Gender and the Body

Author: Sally Barr Ebest (Universtiy of Missouri – St. Louis)


A decade ago, I could not have written a review of gender-related panels. Although there has been a gradual increase, 2015 was the first national conference with panels on gender and/or the body in almost every slot—topics so avant garde that they have yet to attract the mainstream. Although ACIS featured 82 male and 83 female speakers and over 200 attendees, in these sessions, the average attendance was 12, 80% of them female. Here’s what the 20% missed:

In "Destabilizing the Nation, Society, and the Body,” Colleen Taylor, Nancy Marck Cantwell, and Kathryn Conrad examined literature featuring female characters with mutable identities that question gender binaries. Likewise, in “Transnational Irish Literature,” Bisi Adigun, Ed Madden, Andrew Kinkaid, and Amanda Tucker argued not only that the field should move beyond the diaspora toward transnational literature, but also that this paradigm shift should include nontraditional topics such as sexuality, racism, even piracy. Sexuality was also an element of Michael Kinneally’s discussion of Kevin Barry’s short stories in “Transforming Form and Altering Genre in the Contemporary Short Story and Crime Fiction.” 

Crime fiction is a recent entrée at ACIS. In the above panel, Kersti Tarien Powell linked the rise of detective novels—termed "Celtic Noir"—to the demise of the Celtic Tiger, end of the Troubles, decline of the Catholic Church, and rise of gangs. Similarly, in “Speculations on Contemporary Detective Fiction,” Shirley Peterson noted that Irish crime novels capture Irish history as trauma spawned, in part, from the crash but played out against the traumas of colonialism, globalization, culture clash, and resultant fears of powerlessness. Fiona Coffy, Elizabeth Mannion, and Nancy Marck Cantwell examined the Irish roots of police procedurals, tracing the birth of the first female detective to the Sister Fidelma novels and argued that Dalaigh uses these novels to critique the political status of contemporary Irish women.

Trauma is not new to Irish literature; however, in “Trauma, Performativity, and Engendering Silence,” Chu He noted that the topic has finally moved beyond Northern Ireland. Recent novels have addressed PTSD in women’s lives due to death, depression, infertility, and good old Catholic guilt. Such topics are rarely explored, argued Mollie Kervick, because of the tendency of (male) Irish writers to erase mothers from most narratives; Laura Farrell-Wortman expanded on this in her discussion of the performance of widowhood.
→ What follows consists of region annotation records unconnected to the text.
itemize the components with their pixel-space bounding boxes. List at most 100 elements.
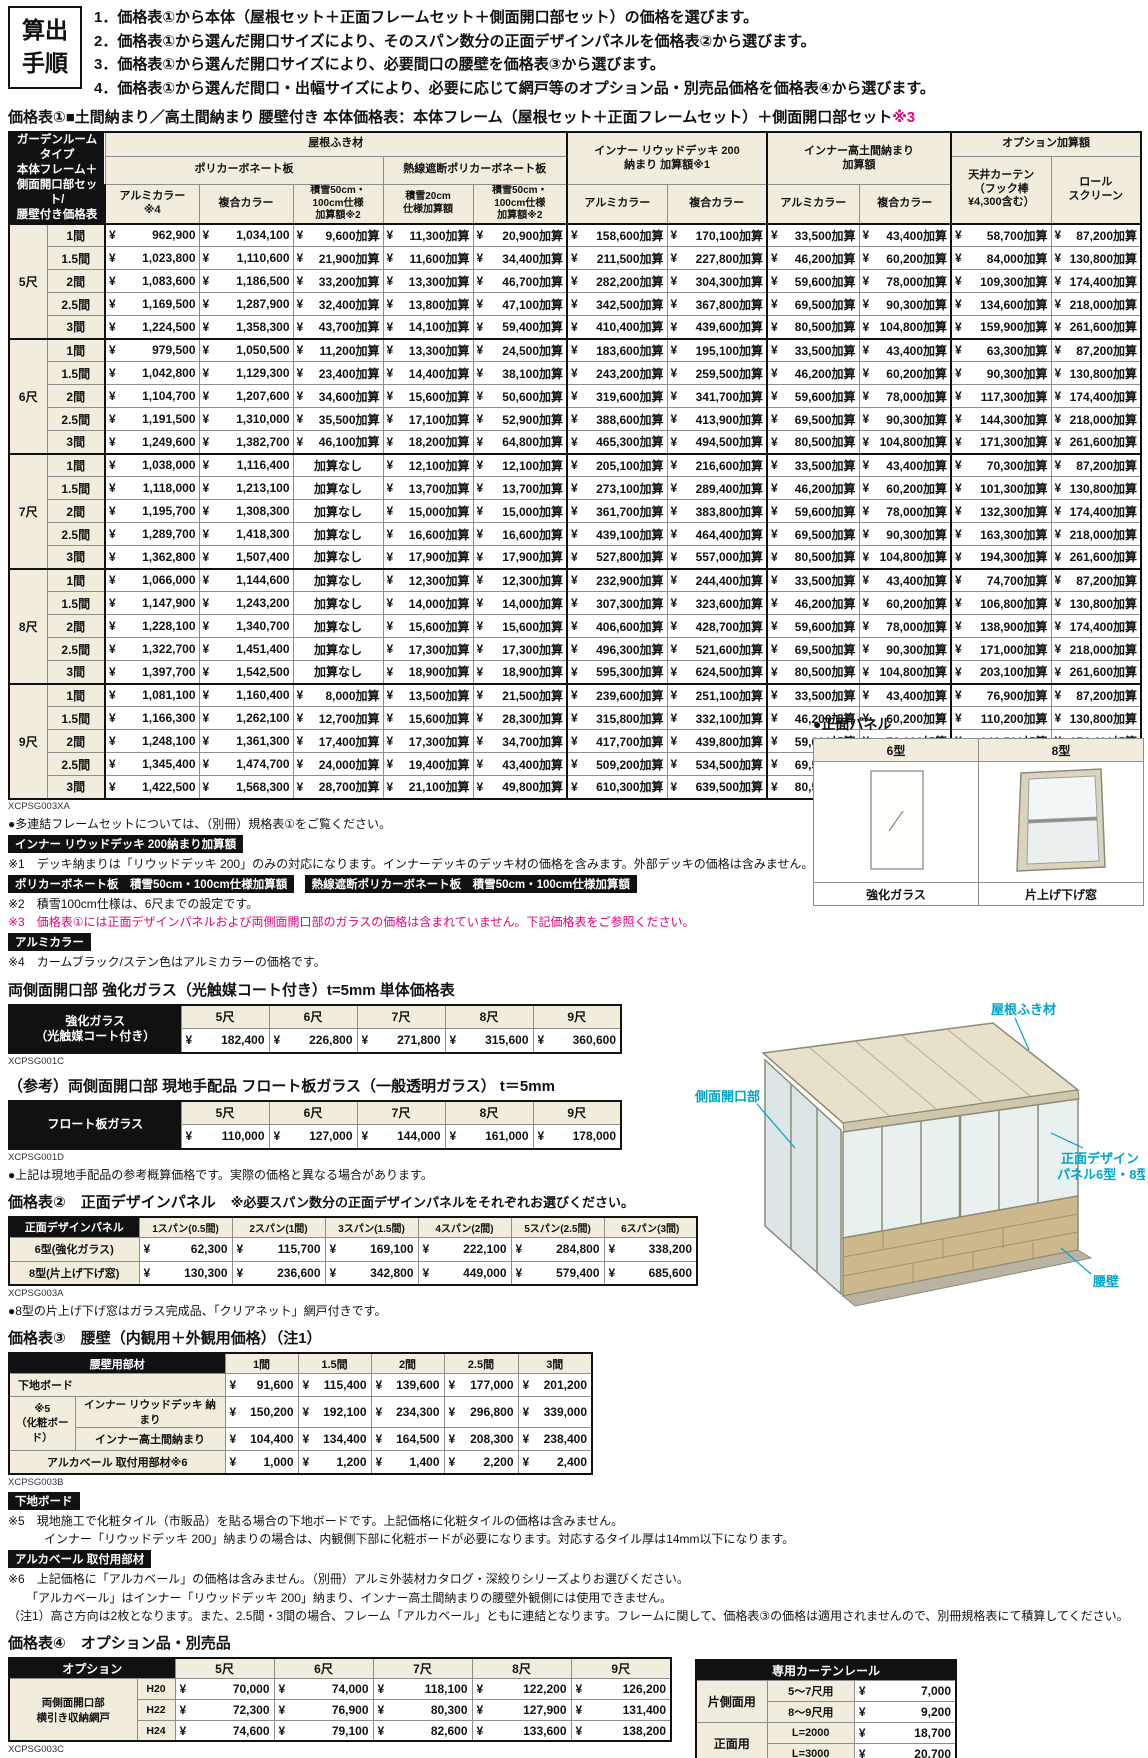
price-cell: ¥130,300	[138, 1260, 233, 1286]
price-cell: ¥43,400加算	[858, 567, 952, 593]
procedure-step-3: 3．価格表①から選んだ開口サイズにより、必要間口の腰壁を価格表③から選びます。	[94, 56, 665, 73]
price-cell: ¥18,200加算	[382, 430, 474, 455]
price-cell: ¥59,600加算	[766, 269, 860, 294]
price-cell: ¥624,500加算	[666, 660, 768, 685]
span-label: 1.5間	[46, 246, 106, 271]
price-cell: ¥1,345,400	[104, 752, 200, 777]
price-cell: ¥74,700加算	[950, 567, 1052, 593]
price-cell: ¥150,200	[224, 1396, 299, 1429]
price-cell: ¥139,600	[370, 1373, 445, 1398]
price-cell: ¥9,200	[853, 1700, 957, 1723]
price-cell: ¥50,600加算	[472, 384, 568, 409]
span-label: 1間	[46, 337, 106, 363]
koshikabe-row: インナー高土間納まり ¥104,400 ¥134,400 ¥164,500 ¥208,3…	[9, 1427, 593, 1452]
amido-corner: オプション	[8, 1657, 176, 1679]
price-cell: ¥595,300加算	[566, 660, 668, 685]
price-cell: 加算なし	[292, 545, 384, 570]
rail-row: 8〜9尺用 ¥9,200	[696, 1700, 957, 1723]
price-cell: ¥12,300加算	[382, 567, 474, 593]
price-cell: ¥177,000	[443, 1373, 519, 1398]
table1-code: XCPSG003XA	[8, 800, 70, 812]
price-cell: ¥87,200加算	[1050, 567, 1142, 593]
depth-label: 7尺	[8, 452, 48, 570]
price-cell: ¥64,800加算	[472, 430, 568, 455]
span-label: 1.5間	[46, 361, 106, 386]
price-cell: ¥243,200加算	[566, 361, 668, 386]
amido-code: XCPSG003C	[8, 1744, 64, 1756]
price-cell: ¥144,300加算	[950, 407, 1052, 432]
price-cell: ¥319,600加算	[566, 384, 668, 409]
table1-heat-header: 熱線遮断ポリカーボネート板	[382, 155, 568, 186]
table1-snow20-header: 積雪20cm 仕様加算額	[382, 184, 474, 225]
price-cell: ¥78,000加算	[858, 384, 952, 409]
price-cell: ¥449,000	[417, 1260, 512, 1286]
price-cell: ¥1,038,000	[104, 452, 200, 478]
price-cell: ¥13,500加算	[382, 682, 474, 708]
price-cell: ¥1,340,700	[198, 614, 294, 639]
depth-label: 5尺	[8, 222, 48, 340]
price-cell: ¥90,300加算	[858, 292, 952, 317]
price-cell: ¥144,000	[356, 1124, 446, 1150]
callout-side: 側面開口部	[694, 1089, 760, 1104]
price-cell: ¥1,568,300	[198, 775, 294, 800]
price-cell: ¥1,224,500	[104, 315, 200, 340]
table1-corner-header: ガーデンルーム タイプ 本体フレーム＋ 側面開口部セット/ 腰壁付き価格表	[8, 131, 106, 225]
price-cell: ¥1,308,300	[198, 499, 294, 524]
price-cell: ¥78,000加算	[858, 499, 952, 524]
price-cell: ¥307,300加算	[566, 591, 668, 616]
table2-title-text: 価格表② 正面デザインパネル	[8, 1193, 216, 1211]
price-cell: ¥46,200加算	[766, 361, 860, 386]
front-panel-col-8: 8型	[978, 738, 1144, 762]
price-cell: ¥7,000	[853, 1679, 957, 1702]
price-cell: ¥43,700加算	[292, 315, 384, 340]
price-cell: ¥87,200加算	[1050, 452, 1142, 478]
span-count-header: 5スパン(2.5間)	[510, 1216, 605, 1238]
price-cell: ¥16,600加算	[382, 522, 474, 547]
front-panel-caption-8: 片上げ下げ窓	[978, 882, 1144, 906]
float-glass-label: フロート板ガラス	[8, 1100, 182, 1150]
rail-position-label: 正面用	[695, 1721, 768, 1758]
price-row: 2間 ¥1,104,700 ¥1,207,600 ¥34,600加算 ¥15,600加算…	[9, 384, 1142, 409]
keshou-board-label: ※5 （化粧ボード）	[8, 1396, 76, 1452]
sash-window-icon	[1016, 767, 1106, 872]
price-cell: ¥16,600加算	[472, 522, 568, 547]
span-label: 2.5間	[46, 637, 106, 662]
price-row: 3間 ¥1,224,500 ¥1,358,300 ¥43,700加算 ¥14,100加算…	[9, 315, 1142, 340]
table1-poly-header: ポリカーボネート板	[104, 155, 384, 186]
price-cell: ¥14,100加算	[382, 315, 474, 340]
callout-front-2: パネル6型・8型	[1057, 1167, 1145, 1182]
price-cell: ¥80,300	[372, 1698, 473, 1721]
price-cell: ¥216,600加算	[666, 452, 768, 478]
price-cell: ¥90,300加算	[858, 522, 952, 547]
price-cell: ¥195,100加算	[666, 337, 768, 363]
price-cell: ¥12,100加算	[472, 452, 568, 478]
tag-inner-deck: インナー リウッドデッキ 200納まり加算額	[8, 834, 244, 853]
size-header: 8尺	[471, 1657, 572, 1679]
rail-size-label: L=3000	[766, 1742, 855, 1758]
price-cell: ¥101,300加算	[950, 476, 1052, 501]
price-cell: ¥1,207,600	[198, 384, 294, 409]
price-cell: ¥304,300加算	[666, 269, 768, 294]
price-row: 3間 ¥1,249,600 ¥1,382,700 ¥46,100加算 ¥18,200加算…	[9, 430, 1142, 455]
price-cell: 加算なし	[292, 452, 384, 478]
shitaji-board-label: 下地ボード	[8, 1373, 226, 1398]
price-cell: ¥1,542,500	[198, 660, 294, 685]
price-cell: ¥109,300加算	[950, 269, 1052, 294]
span-label: 3間	[46, 430, 106, 455]
price-cell: ¥118,100	[372, 1677, 473, 1700]
table3-code: XCPSG003B	[8, 1476, 64, 1488]
price-cell: ¥130,800加算	[1050, 476, 1142, 501]
price-cell: ¥170,100加算	[666, 222, 768, 248]
rail-position-label: 片側面用	[695, 1679, 768, 1723]
price-cell: ¥1,200	[297, 1450, 372, 1475]
price-cell: ¥332,100加算	[666, 706, 768, 731]
procedure-step-4: 4．価格表①から選んだ間口・出幅サイズにより、必要に応じて網戸等のオプション品・…	[94, 79, 935, 97]
price-cell: ¥59,400加算	[472, 315, 568, 340]
price-cell: ¥1,166,300	[104, 706, 200, 731]
note-multiframe: ●多連結フレームセットについては、（別冊）規格表①をご覧ください。	[8, 816, 392, 831]
price-cell: ¥59,600加算	[766, 384, 860, 409]
price-cell: ¥19,400加算	[382, 752, 474, 777]
price-cell: ¥1,169,500	[104, 292, 200, 317]
price-cell: ¥104,400	[224, 1427, 299, 1452]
Keynote speaker Moynagh Sullivan touched on all of these themes in her presentation on Emma Donoghue's Room. This talk was notable for many reasons: it was the first keynote I can recall by a woman about a contemporary woman writer—which may explain why the audience was primarily female. Room, the story of Ma, a young woman kidnapped, raped, impregnated, and imprisoned by an older man, questions the Irish patriarchal family structure as well as the paternalism that helps maintain and contain a culture of rape and incest. Although the female Bildungsroman is considered outside traditional Irish literary history, in Room, Ma emerges as a survivor with a voice. I hope to hear more women’s voices at future conferences.